Colombiana is the latest script to fall of the back of Besson’s speeding wagon and like all merchandise from suspicious sources it stops working a few minutes after you get it home. It sees Zoe Saldana (beautiful but way too thin, with legs that look like they’re made of breadsticks) as Cataleya, a hitman (hitwoman?), named after an indigenous species of flowering orchid, out for revenge against the mobsters who killed her parents.
Despite a promising early scene in which a 10 year old Cataleya escapes her pursuers in a rooftop chase, Colombiana first stumbles, then trips down a narrative stairwell, shattering every bone on the way down before crawling away to die in a crumpled and broken heap.

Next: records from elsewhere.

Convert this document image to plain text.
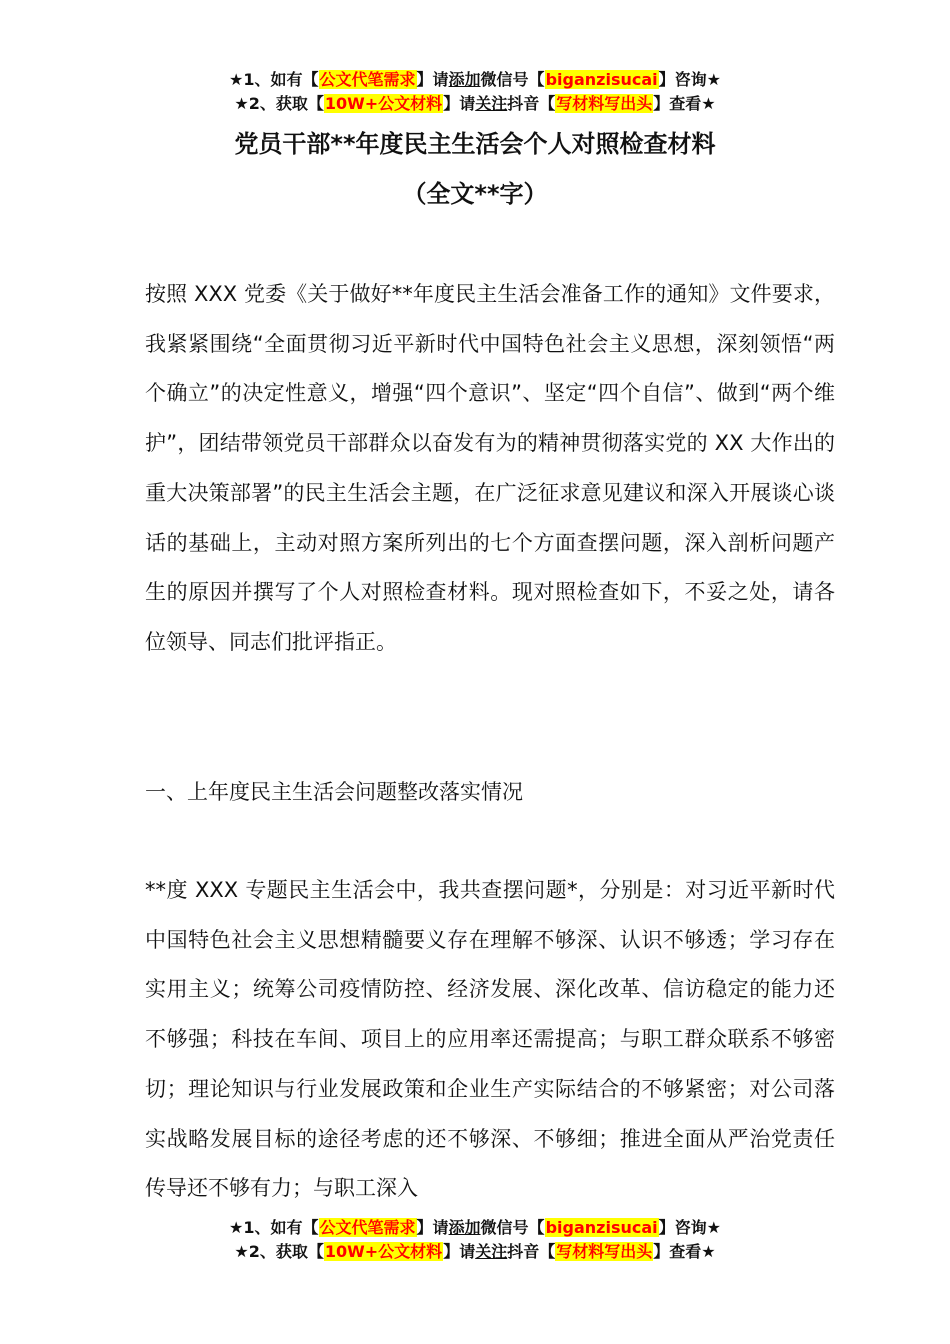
★1、如有【公文代笔需求】请添加微信号【biganzisucai】咨询★
★2、获取【10W+公文材料】请关注抖音【写材料写出头】查看★
党员干部**年度民主生活会个人对照检查材料
（全文**字）

按照 XXX 党委《关于做好**年度民主生活会准备工作的通知》文件要求，我紧紧围绕“全面贯彻习近平新时代中国特色社会主义思想，深刻领悟“两个确立”的决定性意义，增强“四个意识”、坚定“四个自信”、做到“两个维护”，团结带领党员干部群众以奋发有为的精神贯彻落实党的 XX 大作出的重大决策部署”的民主生活会主题，在广泛征求意见建议和深入开展谈心谈话的基础上，主动对照方案所列出的七个方面查摆问题，深入剖析问题产生的原因并撰写了个人对照检查材料。现对照检查如下，不妥之处，请各位领导、同志们批评指正。

一、上年度民主生活会问题整改落实情况

**度 XXX 专题民主生活会中，我共查摆问题*，分别是：对习近平新时代中国特色社会主义思想精髓要义存在理解不够深、认识不够透；学习存在实用主义；统筹公司疫情防控、经济发展、深化改革、信访稳定的能力还不够强；科技在车间、项目上的应用率还需提高；与职工群众联系不够密切；理论知识与行业发展政策和企业生产实际结合的不够紧密；对公司落实战略发展目标的途径考虑的还不够深、不够细；推进全面从严治党责任传导还不够有力；与职工深入

★1、如有【公文代笔需求】请添加微信号【biganzisucai】咨询★
★2、获取【10W+公文材料】请关注抖音【写材料写出头】查看★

There’s nothing wrong with Saldana’s performance (even if her legs do look like they’re about to snap in half in the next stiff breeze) – she’s believably lithe and athletic so her scrambling through ventilation shafts is certainly plausible. It’s a shame the same can’t be said about Besson’s script which has all the finesse of a half-blind hunchback.
It frequently makes little sense and contradicts itself at every turn. For example, after chasing a young Cataleya, the pursuing mobsters are reprimanded for taking shots at her, only to open fire with more high powered ordnance than can be found in Charlton Heston’s basement only moments later with hardly a blink. The plot thuds along with all the predictability of clockwork cliché machine – all plot holes, appalling dialogue and paper-thin contrivances.
It’s frustratingly lazy. Cataleya keeps a lover who she occasionally visits by breaking into his house for some nookie but he knows nothing about her, not even her real name. So when he declares his undying love for her later on in the film, it’s clearly just an attempt to squeeze some emotional juice out of a narrative lemon.
There are so many coincidences, so many convenient plot points, so many obviously written sections (sample: “What’s that? A Cataleya?” “How do you know?” “Oh my wife’s Colombian”), that it’s at first funny, then irritating and finally utterly maddening.
Oliver Megaton directs with all the subtlety that his name would suggest – action scenes are either alarmingly hammy or just plainly dull – only the childhood escape sequence has anything approaching a pulse. He also seems to have a worrying obsession with Saldana’s nipples – as if she were required to have a cold shower before every scene. Either that, or in addition to killing people, she’s been moonlighting as the world’s most successful peanut smuggler.
Colombiana is a woeful excuse for an action movie. There’s promise at the beginning when it seems that Besson might further develop the “child becomes professional killer” trope. But for the most part, it plays out like a worn out and terrible joke.